Nonetheless, this is a glorious work of revival; a working out of existence from it's opposite, the juvenile reaction; a working out of self-belief from a void authority might otherwise have colonised as its own. Sartre's story, whilst neither too conventional nor applicable in modern terms is still valuable for illuminating our own childhood and our own absurdities therefrom.

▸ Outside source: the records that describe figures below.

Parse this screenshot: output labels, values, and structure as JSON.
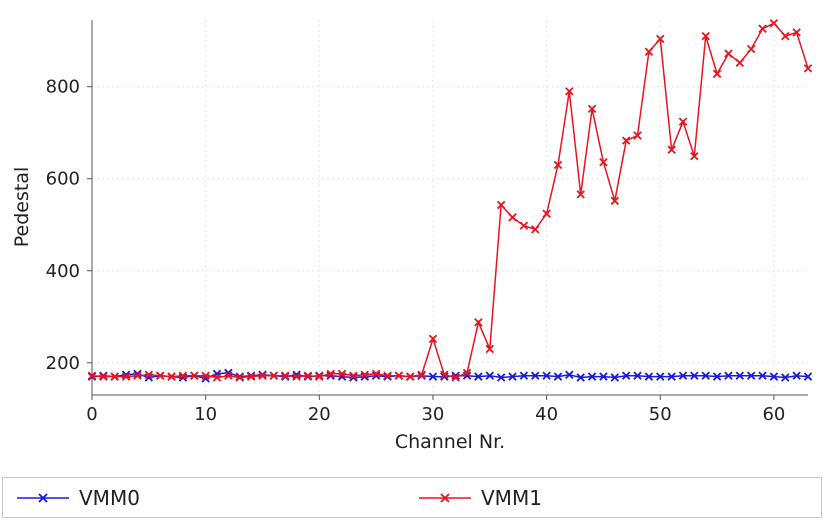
{
  "chart_data": {
    "type": "line",
    "title": "",
    "xlabel": "Channel Nr.",
    "ylabel": "Pedestal",
    "xlim": [
      0,
      63
    ],
    "ylim": [
      130,
      945
    ],
    "x_ticks": [
      0,
      10,
      20,
      30,
      40,
      50,
      60
    ],
    "y_ticks": [
      200,
      400,
      600,
      800
    ],
    "grid": true,
    "legend_position": "bottom",
    "series": [
      {
        "name": "VMM0",
        "color": "#1a1adc",
        "marker": "x",
        "x": [
          0,
          1,
          2,
          3,
          4,
          5,
          6,
          7,
          8,
          9,
          10,
          11,
          12,
          13,
          14,
          15,
          16,
          17,
          18,
          19,
          20,
          21,
          22,
          23,
          24,
          25,
          26,
          27,
          28,
          29,
          30,
          31,
          32,
          33,
          34,
          35,
          36,
          37,
          38,
          39,
          40,
          41,
          42,
          43,
          44,
          45,
          46,
          47,
          48,
          49,
          50,
          51,
          52,
          53,
          54,
          55,
          56,
          57,
          58,
          59,
          60,
          61,
          62,
          63
        ],
        "values": [
          170,
          172,
          170,
          174,
          176,
          168,
          172,
          170,
          168,
          172,
          166,
          176,
          178,
          170,
          172,
          174,
          172,
          170,
          174,
          170,
          172,
          172,
          170,
          168,
          170,
          172,
          170,
          172,
          170,
          172,
          170,
          170,
          172,
          172,
          170,
          172,
          168,
          170,
          172,
          172,
          172,
          170,
          174,
          168,
          170,
          170,
          168,
          172,
          172,
          170,
          170,
          170,
          172,
          172,
          172,
          170,
          172,
          172,
          172,
          172,
          170,
          168,
          172,
          170
        ]
      },
      {
        "name": "VMM1",
        "color": "#e8141e",
        "marker": "x",
        "x": [
          0,
          1,
          2,
          3,
          4,
          5,
          6,
          7,
          8,
          9,
          10,
          11,
          12,
          13,
          14,
          15,
          16,
          17,
          18,
          19,
          20,
          21,
          22,
          23,
          24,
          25,
          26,
          27,
          28,
          29,
          30,
          31,
          32,
          33,
          34,
          35,
          36,
          37,
          38,
          39,
          40,
          41,
          42,
          43,
          44,
          45,
          46,
          47,
          48,
          49,
          50,
          51,
          52,
          53,
          54,
          55,
          56,
          57,
          58,
          59,
          60,
          61,
          62,
          63
        ],
        "values": [
          172,
          170,
          170,
          170,
          172,
          174,
          172,
          170,
          172,
          172,
          172,
          168,
          172,
          168,
          170,
          172,
          172,
          172,
          170,
          172,
          170,
          176,
          176,
          172,
          174,
          176,
          172,
          172,
          170,
          174,
          252,
          174,
          168,
          178,
          288,
          230,
          543,
          516,
          498,
          490,
          524,
          630,
          790,
          566,
          752,
          636,
          552,
          683,
          694,
          876,
          904,
          663,
          724,
          649,
          910,
          828,
          872,
          852,
          882,
          926,
          938,
          910,
          918,
          840
        ]
      }
    ]
  }
}
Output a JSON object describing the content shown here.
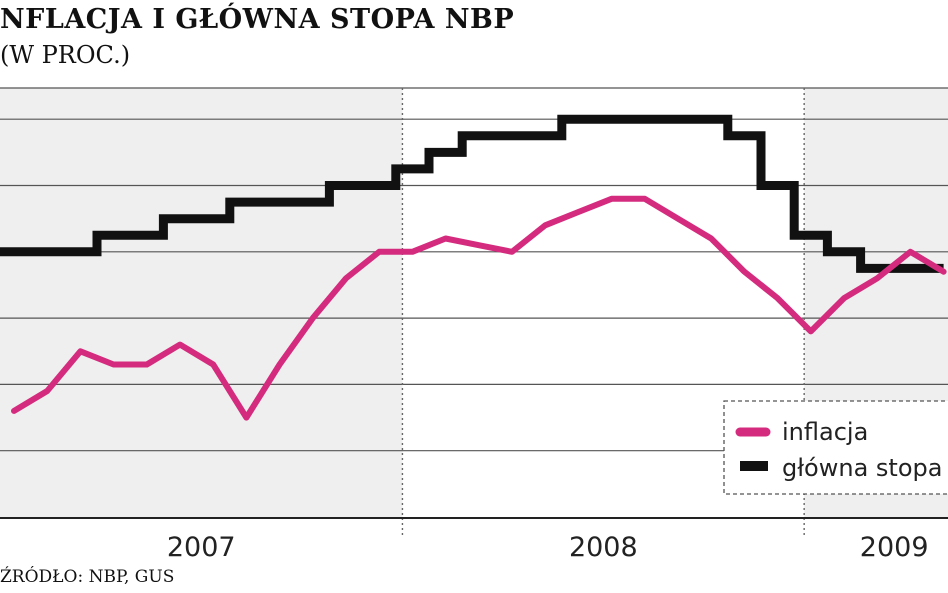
{
  "title": "NFLACJA I GŁÓWNA STOPA NBP",
  "subtitle": "(W PROC.)",
  "source": "ŹRÓDŁO: NBP, GUS",
  "chart_data": {
    "type": "line",
    "title": "INFLACJA I GŁÓWNA STOPA NBP",
    "subtitle": "(W PROC.)",
    "x_unit": "month index (0 = Jan 2007)",
    "year_labels": [
      "2007",
      "2008",
      "2009"
    ],
    "ylim": [
      0,
      6
    ],
    "grid": true,
    "legend_position": "bottom-right",
    "colors": {
      "inflacja": "#d42b7e",
      "stopa": "#111111",
      "shade": "#efefef",
      "grid": "#555555"
    },
    "series": [
      {
        "name": "inflacja",
        "x": [
          0,
          1,
          2,
          3,
          4,
          5,
          6,
          7,
          8,
          9,
          10,
          11,
          12,
          13,
          14,
          15,
          16,
          17,
          18,
          19,
          20,
          21,
          22,
          23,
          24,
          25,
          26,
          27,
          28
        ],
        "values": [
          1.6,
          1.9,
          2.5,
          2.3,
          2.3,
          2.6,
          2.3,
          1.5,
          2.3,
          3.0,
          3.6,
          4.0,
          4.0,
          4.2,
          4.1,
          4.0,
          4.4,
          4.6,
          4.8,
          4.8,
          4.5,
          4.2,
          3.7,
          3.3,
          2.8,
          3.3,
          3.6,
          4.0,
          3.7
        ]
      },
      {
        "name": "główna stopa NBP",
        "step_points": [
          [
            -0.5,
            4.0
          ],
          [
            2.5,
            4.0
          ],
          [
            2.5,
            4.25
          ],
          [
            4.5,
            4.25
          ],
          [
            4.5,
            4.5
          ],
          [
            6.5,
            4.5
          ],
          [
            6.5,
            4.75
          ],
          [
            9.5,
            4.75
          ],
          [
            9.5,
            5.0
          ],
          [
            11.5,
            5.0
          ],
          [
            11.5,
            5.25
          ],
          [
            12.5,
            5.25
          ],
          [
            12.5,
            5.5
          ],
          [
            13.5,
            5.5
          ],
          [
            13.5,
            5.75
          ],
          [
            16.5,
            5.75
          ],
          [
            16.5,
            6.0
          ],
          [
            21.5,
            6.0
          ],
          [
            21.5,
            5.75
          ],
          [
            22.5,
            5.75
          ],
          [
            22.5,
            5.0
          ],
          [
            23.5,
            5.0
          ],
          [
            23.5,
            4.25
          ],
          [
            24.5,
            4.25
          ],
          [
            24.5,
            4.0
          ],
          [
            25.5,
            4.0
          ],
          [
            25.5,
            3.75
          ],
          [
            28.0,
            3.75
          ]
        ]
      }
    ]
  }
}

Faithless April 6, 2001 6 out of 16 found this review helpful
It may seem ironic that profound ideas can spring from an illusory childhood but Words indeed expresses this sentiment. I haven't read any other of Sartre's books but I sensed that this was a good introduction to existentialism; he founded it after all, and this is his pre-adolescent life. The story is hard going and his memories (surprisingly lucid so long after the event) are difficult to relate to, but there remain lessons applicable to all. He seemingly pinpoints his lack of obedience (as an adult) to having lost his father at an early age; an interesting anomaly given that he lived through the wars. But his refutation of religion and more particularly faith of any kind were for me the most startlingly illustrated of his points. Believe his views and there will be no salvation "atheism is a cruel, long term business" but if you don't there is still a message that cannot be ignored. Inadequacy both ways.